In the film, this is meant to be a solution to crime throughout the rest of the year, which is a bizarre idea. In The Purge, Ethan Hawke’s James lets people into his home when he shouldn’t, admits his safety system is actually not very strong, and then gets killed – unsurprisingly. In The Purge: Anarchy, we witness a couple take a rather unnecessary journey in their car during the Purge, which, of course, results in disaster. ‘Just stay at home and wait for it to all tide over’, you want to scream at the screen.
2. The Riot Club (Lone Scherfig, 2014)
In 2014, Lone Scherfig assembled every posh 20-something-year-old British acting heartthrob for her film The Riot Club. Luring viewers in with names like Douglas Booth and Sam Claflin, who spend most of the runtime wearing suits (or Schöffel gilets) with their jaws clenched and their heads held high, Scherfig pulled back the curtain on the wealthy British elite. Set at Oxford University, the film follows a young man, Miles, as he gets enticed into a world of debauchery when he joins the titular Riot Club, based upon the Boris Johnson-attended Bullingdon Club.
The club promotes a disregard for everyone outside of it, encouraging hedonism, lavish spending, drinking, vandalism, and right-wing values, and soon the left-leaning Miles realises he is in too deep.
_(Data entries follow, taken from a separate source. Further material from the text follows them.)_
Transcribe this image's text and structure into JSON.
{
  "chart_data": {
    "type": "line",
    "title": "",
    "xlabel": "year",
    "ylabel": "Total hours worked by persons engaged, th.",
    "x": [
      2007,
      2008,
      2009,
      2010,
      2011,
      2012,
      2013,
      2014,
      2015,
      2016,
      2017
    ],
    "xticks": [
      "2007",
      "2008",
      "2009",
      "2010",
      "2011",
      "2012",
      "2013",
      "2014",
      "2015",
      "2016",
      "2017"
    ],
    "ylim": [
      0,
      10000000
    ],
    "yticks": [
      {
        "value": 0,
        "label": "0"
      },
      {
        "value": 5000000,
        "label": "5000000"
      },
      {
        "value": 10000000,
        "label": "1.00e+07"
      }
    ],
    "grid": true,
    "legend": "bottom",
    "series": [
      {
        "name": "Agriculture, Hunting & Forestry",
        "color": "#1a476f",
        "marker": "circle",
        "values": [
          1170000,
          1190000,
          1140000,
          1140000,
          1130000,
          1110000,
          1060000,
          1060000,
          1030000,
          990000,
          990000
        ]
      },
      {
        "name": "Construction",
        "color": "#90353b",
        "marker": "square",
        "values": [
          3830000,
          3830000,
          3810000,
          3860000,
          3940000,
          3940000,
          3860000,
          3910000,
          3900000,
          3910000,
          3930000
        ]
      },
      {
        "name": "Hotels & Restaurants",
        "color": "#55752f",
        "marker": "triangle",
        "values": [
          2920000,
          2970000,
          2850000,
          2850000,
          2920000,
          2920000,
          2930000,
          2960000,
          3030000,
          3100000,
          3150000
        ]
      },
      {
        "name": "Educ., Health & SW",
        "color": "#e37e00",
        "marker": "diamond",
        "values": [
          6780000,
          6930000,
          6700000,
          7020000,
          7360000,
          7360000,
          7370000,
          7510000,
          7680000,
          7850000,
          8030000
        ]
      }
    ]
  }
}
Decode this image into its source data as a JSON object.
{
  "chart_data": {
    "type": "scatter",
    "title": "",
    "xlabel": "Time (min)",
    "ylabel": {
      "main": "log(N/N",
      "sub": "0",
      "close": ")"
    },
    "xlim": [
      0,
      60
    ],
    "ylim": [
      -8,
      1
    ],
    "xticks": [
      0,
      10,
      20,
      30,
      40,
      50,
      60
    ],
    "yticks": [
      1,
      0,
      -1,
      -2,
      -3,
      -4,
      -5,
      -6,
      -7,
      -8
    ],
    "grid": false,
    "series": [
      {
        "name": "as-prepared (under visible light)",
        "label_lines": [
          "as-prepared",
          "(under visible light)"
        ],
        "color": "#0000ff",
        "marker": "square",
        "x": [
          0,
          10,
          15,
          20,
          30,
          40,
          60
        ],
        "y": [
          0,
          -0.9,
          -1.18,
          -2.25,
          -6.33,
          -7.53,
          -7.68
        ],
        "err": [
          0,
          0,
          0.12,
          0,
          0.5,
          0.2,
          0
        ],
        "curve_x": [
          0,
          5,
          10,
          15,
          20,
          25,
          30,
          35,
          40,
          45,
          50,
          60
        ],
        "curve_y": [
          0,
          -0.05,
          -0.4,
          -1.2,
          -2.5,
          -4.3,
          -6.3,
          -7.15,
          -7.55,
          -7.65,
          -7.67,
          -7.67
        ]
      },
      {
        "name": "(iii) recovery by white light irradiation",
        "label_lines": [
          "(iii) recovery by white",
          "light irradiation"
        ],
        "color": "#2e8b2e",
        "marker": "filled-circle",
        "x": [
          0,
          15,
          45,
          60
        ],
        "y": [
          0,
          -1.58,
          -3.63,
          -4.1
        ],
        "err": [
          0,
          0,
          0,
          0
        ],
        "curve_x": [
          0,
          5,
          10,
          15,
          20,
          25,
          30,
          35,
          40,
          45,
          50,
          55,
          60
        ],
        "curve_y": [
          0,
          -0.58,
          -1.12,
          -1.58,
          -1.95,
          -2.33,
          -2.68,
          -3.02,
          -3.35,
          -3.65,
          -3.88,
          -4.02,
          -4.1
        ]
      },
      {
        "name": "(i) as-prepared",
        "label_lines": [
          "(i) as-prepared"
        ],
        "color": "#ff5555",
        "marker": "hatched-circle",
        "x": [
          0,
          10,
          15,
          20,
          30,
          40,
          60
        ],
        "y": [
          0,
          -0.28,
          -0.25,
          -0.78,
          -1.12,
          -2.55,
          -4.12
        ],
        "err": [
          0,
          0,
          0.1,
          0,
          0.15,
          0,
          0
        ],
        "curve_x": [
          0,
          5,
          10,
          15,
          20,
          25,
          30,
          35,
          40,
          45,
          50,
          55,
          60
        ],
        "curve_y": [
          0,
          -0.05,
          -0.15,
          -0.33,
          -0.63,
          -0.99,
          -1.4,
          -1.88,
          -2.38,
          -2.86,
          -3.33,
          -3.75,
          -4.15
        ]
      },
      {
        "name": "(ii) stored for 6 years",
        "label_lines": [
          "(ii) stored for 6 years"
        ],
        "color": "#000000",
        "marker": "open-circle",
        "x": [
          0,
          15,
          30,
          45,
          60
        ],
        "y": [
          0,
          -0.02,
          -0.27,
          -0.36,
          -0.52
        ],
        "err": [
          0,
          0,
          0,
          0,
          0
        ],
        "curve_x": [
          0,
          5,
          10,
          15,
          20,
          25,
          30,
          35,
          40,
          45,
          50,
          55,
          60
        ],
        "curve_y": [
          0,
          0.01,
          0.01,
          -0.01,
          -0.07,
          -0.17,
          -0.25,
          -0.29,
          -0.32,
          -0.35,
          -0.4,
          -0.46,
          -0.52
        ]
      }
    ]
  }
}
After a private dinner turns awry, the movie shows us just how far entitled people will go, and how much they can get away with. Knowing that these characters aren’t so far removed from the politicians running our country certainly makes The Riot Club an anger-inducing watch.
1. I Spit On Your Grave (Meir Zarchi, 1978)
Rape-revenge movies occupy a complex position in cinema, with some being genuinely feminist and, to many, empowering. However, there are also those which are typically male-directed and feel far too aligned with the male gaze and exploitation rather than actually raising awareness for the terrifying number of male-on-female violent crimes. I Spit On Your Grave, released in 1978, features 30 minutes of rape scenes (despite being just over one hour and 40 minutes long). There is a lot of nudity, too, seemingly encouraging viewers to leer at the abuse of these women.
The fact that the film was even allowed to be made is incredibly anger-inducing. It’s simply the kind of film that no one needs to watch. Iconic film critic Roger Ebert gave the film an overwhelmingly negative review, calling it “a vile bag of garbage.” He was also disturbed by many men in the movie theatre, who called out phrases like “That was a good one!” during certain rape scenes. I Spit On Your Grave is truly anger-inducing, not just for its content but also for how certain audiences have disgustingly reacted to it.